АБ: Я начал регулярно ездить к отцу, когда мне было 12 лет. И, парадоксальным образом, именно там я чувствовал себя скорее русским!
ЕК: Почему?
АБ: Родственники мне, например, говорили: «У вас же нельзя свободно перемещаться по стране, нужны специальные разрешения». Я, не зная, что еще несколько лет назад такое действительно было, возмущался и говорил, что это неправда. Никогда не забуду шок, который я пережил после того, как отец рассказал мне правду о Варшавском восстании. Меня учили, что мы, граждане СССР, отстояв свою страну, пошли дальше на Запад освобождать, спасать Европу от фашистов. Как же можно было стоять и наблюдать за тем, что эти самые недобитые фашисты подавляют Варшавское восстание, массово убивают наших союзников? Это не умещалось у меня в голове!
ЕК: В 1991 году вы стали главным дирижером Познаньского филармонического оркестра.
АБ: Да, я выиграл конкурс и переехал туда с семьей. Мне казалось, что в Познани я буду как дома – ведь я там рос ребенком. Разочарование пришло довольно быстро. Оказалось, что люди воспринимают меня не как поляка, который вернулся на родину, в город, где он сделал первые шаги, а как русского, причем назначенного на должность управлением культуры, в котором тогда еще работали старые кадры, времен социалистической Польши. А год-то уже был 1991-й!

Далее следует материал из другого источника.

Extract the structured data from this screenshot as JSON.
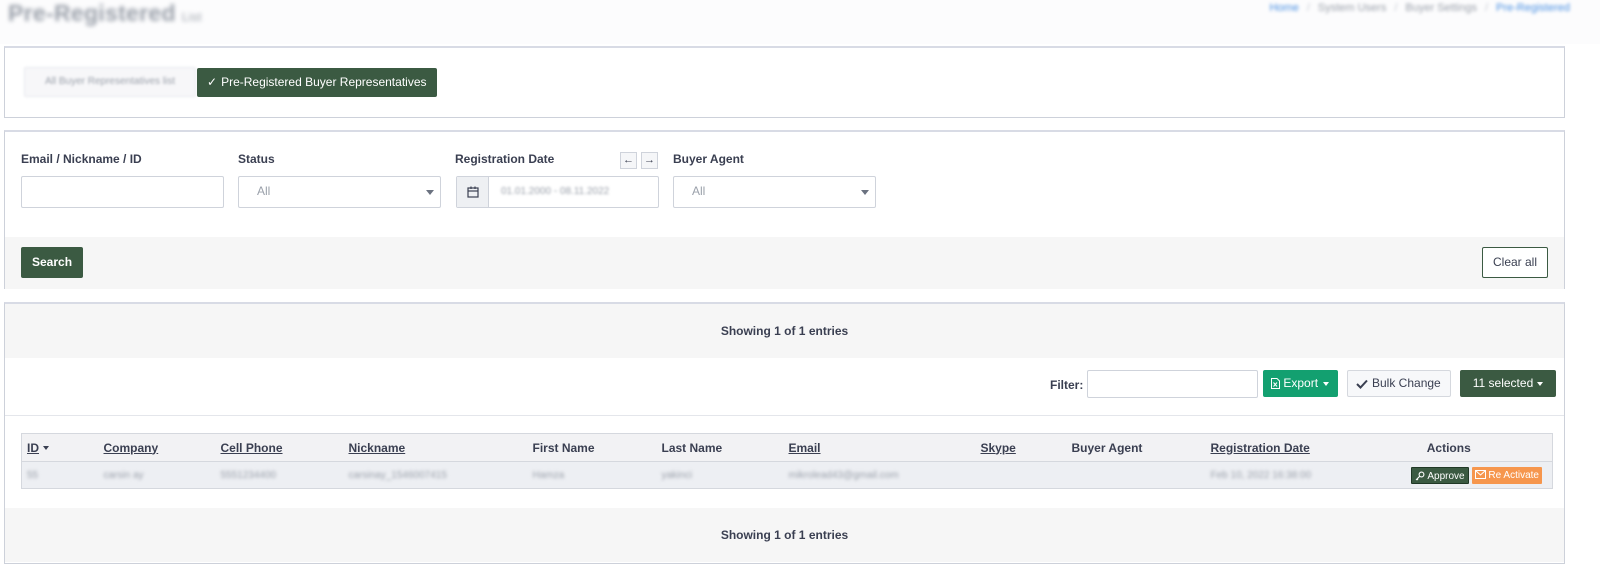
{
  "header": {
    "title": "Pre-Registered",
    "title_sub": "List",
    "breadcrumb": [
      "Home",
      "System Users",
      "Buyer Settings",
      "Pre-Registered"
    ]
  },
  "tabs": [
    {
      "label": "All Buyer Representatives list",
      "active": false
    },
    {
      "label": "Pre-Registered Buyer Representatives",
      "active": true
    }
  ],
  "search": {
    "email_label": "Email / Nickname / ID",
    "email_value": "",
    "status_label": "Status",
    "status_value": "All",
    "date_label": "Registration Date",
    "date_value": "01.01.2000 - 08.11.2022",
    "agent_label": "Buyer Agent",
    "agent_value": "All",
    "search_button": "Search",
    "clear_button": "Clear all"
  },
  "results": {
    "showing_text": "Showing 1 of 1 entries",
    "filter_label": "Filter:",
    "export_label": "Export",
    "bulk_label": "Bulk Change",
    "selected_label": "11 selected",
    "columns": [
      "ID",
      "Company",
      "Cell Phone",
      "Nickname",
      "First Name",
      "Last Name",
      "Email",
      "Skype",
      "Buyer Agent",
      "Registration Date",
      "Actions"
    ],
    "rows": [
      {
        "id": "55",
        "company": "carsin ay",
        "cell_phone": "5551234400",
        "nickname": "carsinay_1546007415",
        "first_name": "Hamza",
        "last_name": "yakinci",
        "email": "mikrolead43@gmail.com",
        "skype": "",
        "buyer_agent": "",
        "registration_date": "Feb 10, 2022 16:38:00",
        "approve_label": "Approve",
        "reactivate_label": "Re Activate"
      }
    ]
  },
  "colors": {
    "primary": "#3b5a42",
    "export": "#13a070",
    "reactivate": "#f6964d"
  }
}
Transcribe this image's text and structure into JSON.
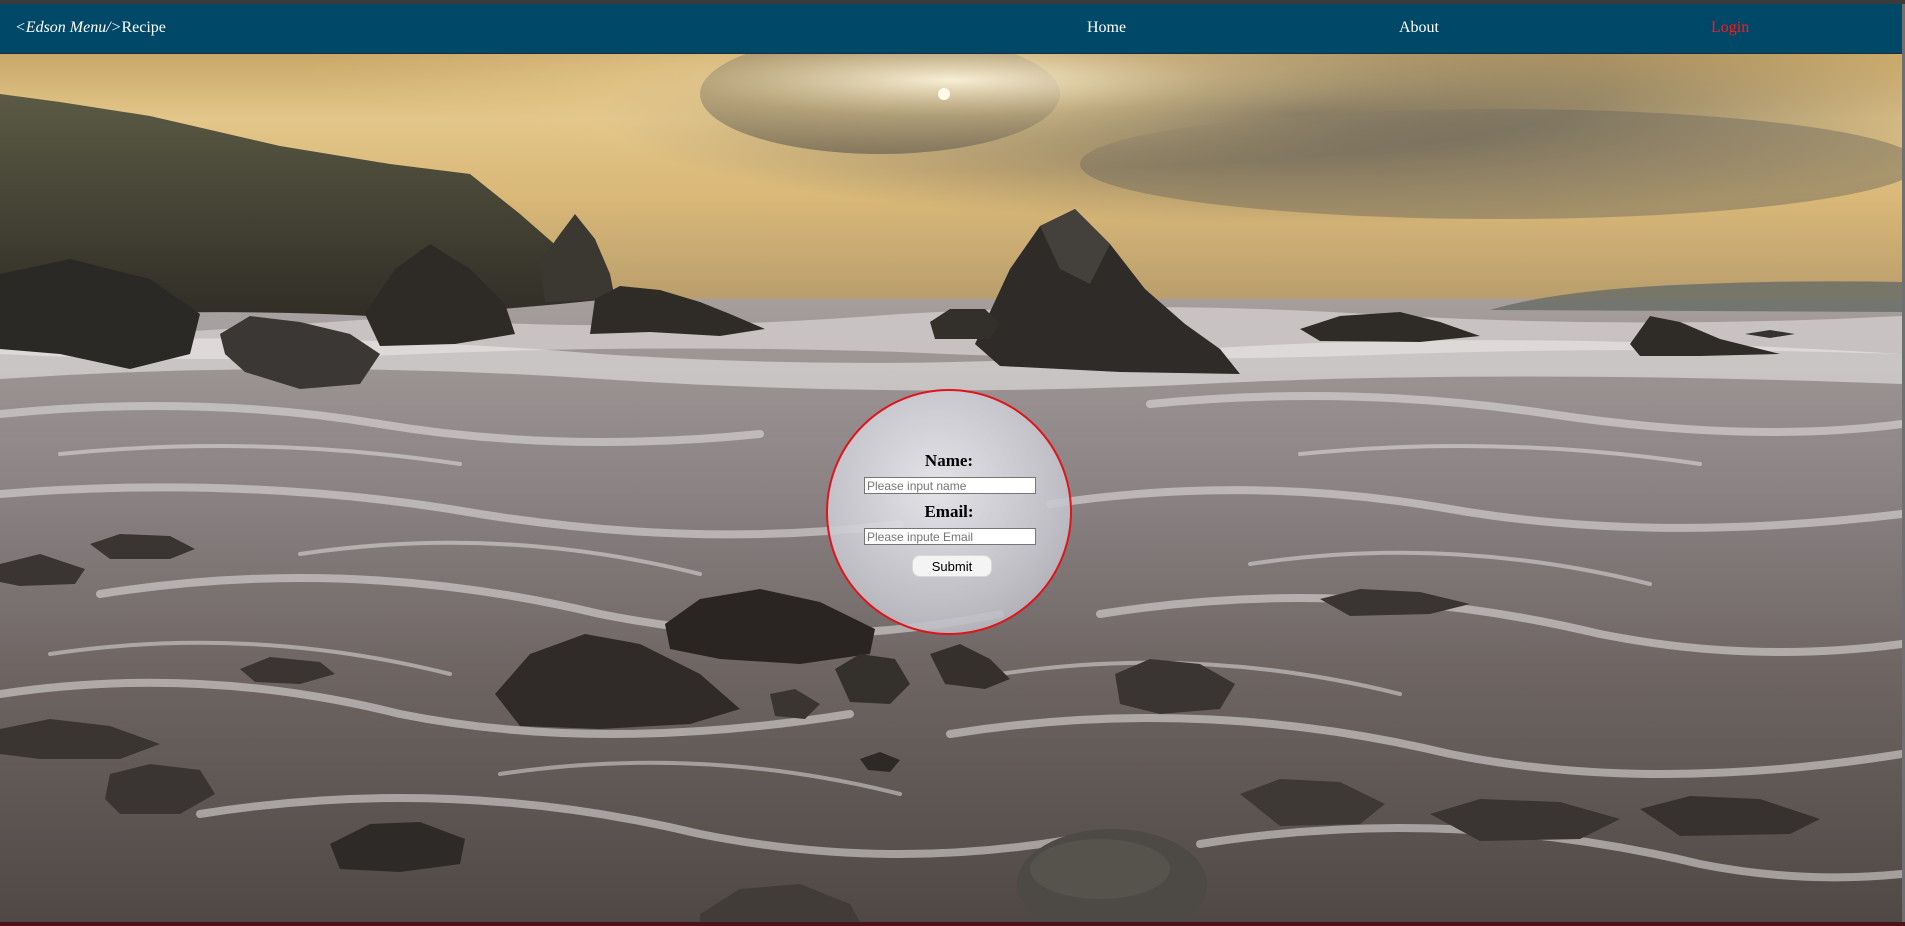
{
  "navbar": {
    "brand_italic": "<Edson Menu/>",
    "brand_text": "Recipe",
    "links": [
      {
        "label": "Home"
      },
      {
        "label": "About"
      },
      {
        "label": "Login",
        "color": "#ff1a1a"
      }
    ],
    "background": "#004868"
  },
  "hero": {
    "image": "seascape-sunset-rocks-waves"
  },
  "form": {
    "name_label": "Name:",
    "name_placeholder": "Please input name",
    "email_label": "Email:",
    "email_placeholder": "Please inpute Email",
    "submit_label": "Submit",
    "border_color": "#e0141c"
  }
}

Мне было сложно. Время тоже было непростое: Польша тогда только-только освободилась от коммунизма, многие люди отвергали все идущее с Востока, все связанное с совместным не добровольным союзом между СССР и ПНР.

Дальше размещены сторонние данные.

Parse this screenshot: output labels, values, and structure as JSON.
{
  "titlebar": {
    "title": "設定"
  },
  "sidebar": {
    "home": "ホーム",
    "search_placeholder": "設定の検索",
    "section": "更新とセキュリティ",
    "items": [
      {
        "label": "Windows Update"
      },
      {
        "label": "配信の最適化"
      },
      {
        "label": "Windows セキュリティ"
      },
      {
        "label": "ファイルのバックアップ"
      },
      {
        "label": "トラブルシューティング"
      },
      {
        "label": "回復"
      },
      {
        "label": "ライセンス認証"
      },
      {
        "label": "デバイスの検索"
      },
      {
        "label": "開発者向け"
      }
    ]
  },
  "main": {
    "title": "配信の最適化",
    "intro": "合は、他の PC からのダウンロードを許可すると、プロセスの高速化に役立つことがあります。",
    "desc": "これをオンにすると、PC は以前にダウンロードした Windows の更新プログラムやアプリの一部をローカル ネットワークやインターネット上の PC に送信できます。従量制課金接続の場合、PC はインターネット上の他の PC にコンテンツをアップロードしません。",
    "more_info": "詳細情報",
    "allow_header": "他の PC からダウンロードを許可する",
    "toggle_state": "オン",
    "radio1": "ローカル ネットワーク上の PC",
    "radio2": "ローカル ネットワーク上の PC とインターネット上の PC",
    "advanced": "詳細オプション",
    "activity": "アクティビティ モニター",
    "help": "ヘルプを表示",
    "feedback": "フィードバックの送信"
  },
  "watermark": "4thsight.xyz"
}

Я, например, хотел, чтобы оркестр сыграл Седьмую симфонию Дмитрия Шостаковича, а Худсовет и представители профсоюзов, мне говорили, что они категорически не хотят исполнять пропагандистские произведения советских композиторов, которые их заставляли играть долгие годы.
И все мои аргументы о величии и подлинности музыки Шостаковича не помогали, а только еще больше раздражали их, как помню.
ЕК: Вы говорили, что подростком вам хотелось во всем отстаивать правоту России. Сейчас, когда вы стали одним из самых востребованных дирижеров современности, вы тоже это делаете?
АБ: Мне хочется защищать и продвигать великую русскую культуру, искусство, музыку, но я никогда не буду по стороне лжи, несправедливости, притеснения инакомыслящих. К сожалению, многое в сегодняшней России мне не близко. И хотя я искренне верю, что у России есть колоссальный духовный потенциал и ее ждет светлое будущее, с каждым годом мне все страшнее и страшнее наблюдать за происходящим. Я не разделяю взгляды тех, кто кричит, например, «Крым наш», или призывает воевать на Донбассе. Присоединяя Крым, Россия нарушила общепринятые международные нормы, в том числе, подписанные ею официальные документы. Это недопустимо. Кстати, из-за того, что произошло в 2014 году, я поссорился с некоторыми старыми друзьями. Да и не только я. Тема Крыма разделила многих, даже в семьи внесла раздор. Никогда не думал, что такое будет возможно…
ЕК: В августе вы вместе с I, CULTURE Orchestra будете выступать в Киеве.
АБ: Я этому очень рад. Я не был там с 1983 года. У нас будет очень мало времени, но надеюсь лучше познакомиться не только с Национальной оперой, где мы будем играть, но и с городом – сказочно красивым Киевом, колыбелью славянской цивилизации.